13 : Pie VII, selon le protocole, se contente de bénir le couronnement. Il est entouré par les dignitaires ecclésiastiques, nommés par Napoléon depuis le Concordat.

Jean-Baptiste de Belloy,  l’archevêque de Paris, tient une croix.

14 : Un carnet et un crayon à la main, arborant la légion d'honneur, David s’est représenté avec sa femme et ses deux filles jumelles, entouré de ses élèves et de son maître.

15 : Cambacérès, ex deuxième Consul devenu prince-archichancelier, tient la main de justice.

16 : Charles-François Lebrun, ex troisième consul devenu« prince-architrésorier » aux côtés de Napoléon. Il tient le sceptre surmonté de l’aigle impériale.

17 : Berthier, ex ministre de la guerre sous le Consulat, tient le globe crucifère sur un coussin.

18 : Halet Efendi, l’ambassadeur ottoman, représenté sous les traits de son prédécesseur.

19 : Bernadotte


La représentation des prêtres derrière l’autel est une invention de David.

Sur les 18 maréchaux d'Empire créés à l'origine, David n'en peint que neuf dont la fonction principale dans le tableau est de porter les « ornements » impériaux ou historiques. Parmi eux, Moncey, Sérurier, Lefebvre, Kellerman.


Pourquoi le couronnement de l'impératrice, plutôt que celui de l'Empereur ?

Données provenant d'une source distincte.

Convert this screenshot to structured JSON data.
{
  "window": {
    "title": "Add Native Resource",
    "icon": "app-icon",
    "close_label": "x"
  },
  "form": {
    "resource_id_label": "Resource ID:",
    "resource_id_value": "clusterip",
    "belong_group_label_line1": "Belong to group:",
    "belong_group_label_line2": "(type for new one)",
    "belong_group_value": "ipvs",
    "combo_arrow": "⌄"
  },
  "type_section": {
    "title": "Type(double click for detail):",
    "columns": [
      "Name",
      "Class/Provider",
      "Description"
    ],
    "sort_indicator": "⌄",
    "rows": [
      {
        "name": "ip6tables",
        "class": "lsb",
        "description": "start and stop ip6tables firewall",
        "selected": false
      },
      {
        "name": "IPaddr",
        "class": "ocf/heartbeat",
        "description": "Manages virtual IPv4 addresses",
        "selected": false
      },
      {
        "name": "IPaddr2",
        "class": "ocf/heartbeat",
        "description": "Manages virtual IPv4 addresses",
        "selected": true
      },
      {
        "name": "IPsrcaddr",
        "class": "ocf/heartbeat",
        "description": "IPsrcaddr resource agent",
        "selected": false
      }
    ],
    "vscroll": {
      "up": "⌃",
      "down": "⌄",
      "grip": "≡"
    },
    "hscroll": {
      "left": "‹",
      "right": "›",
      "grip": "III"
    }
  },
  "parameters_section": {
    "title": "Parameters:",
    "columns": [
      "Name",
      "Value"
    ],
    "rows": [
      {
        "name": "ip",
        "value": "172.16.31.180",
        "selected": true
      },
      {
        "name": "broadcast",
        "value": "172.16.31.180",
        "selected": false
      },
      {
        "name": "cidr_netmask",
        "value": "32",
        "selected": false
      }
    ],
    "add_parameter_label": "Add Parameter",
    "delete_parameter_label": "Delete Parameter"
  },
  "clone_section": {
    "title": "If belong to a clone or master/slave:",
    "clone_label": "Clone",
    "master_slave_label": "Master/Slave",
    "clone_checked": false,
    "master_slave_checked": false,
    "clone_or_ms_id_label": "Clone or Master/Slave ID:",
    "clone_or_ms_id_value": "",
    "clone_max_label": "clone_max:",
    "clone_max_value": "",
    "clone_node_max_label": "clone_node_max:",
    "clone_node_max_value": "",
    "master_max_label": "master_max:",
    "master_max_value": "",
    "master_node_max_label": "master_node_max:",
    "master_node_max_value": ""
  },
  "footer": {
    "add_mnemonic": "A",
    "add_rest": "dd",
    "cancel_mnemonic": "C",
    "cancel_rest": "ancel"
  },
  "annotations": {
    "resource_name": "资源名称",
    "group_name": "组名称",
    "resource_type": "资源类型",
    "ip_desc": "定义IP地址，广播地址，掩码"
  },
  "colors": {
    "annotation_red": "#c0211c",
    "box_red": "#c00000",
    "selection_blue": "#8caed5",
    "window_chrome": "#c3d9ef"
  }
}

David ne serait probablement pas parvenu à réaliser un dessin satisfaisant de Napoléon accomplissant le geste symbolique. La première version du tableau aurait dû représenter l'empereur se couronnant lui-même, comme le montre le travail préparatoire (et le repentir juste derrière la tête de Napoléon sur le tableau). Ce geste jugé peu élégant, Napoléon demande à David de le représenter couronnant Joséphine. « Que c'est grand ! Que c'est beau ! Quel relief ont tous ces ornements ! Quelle vérité ! Ce n'est pas une peinture. On vit, on marche, on parle dans ce tableau ».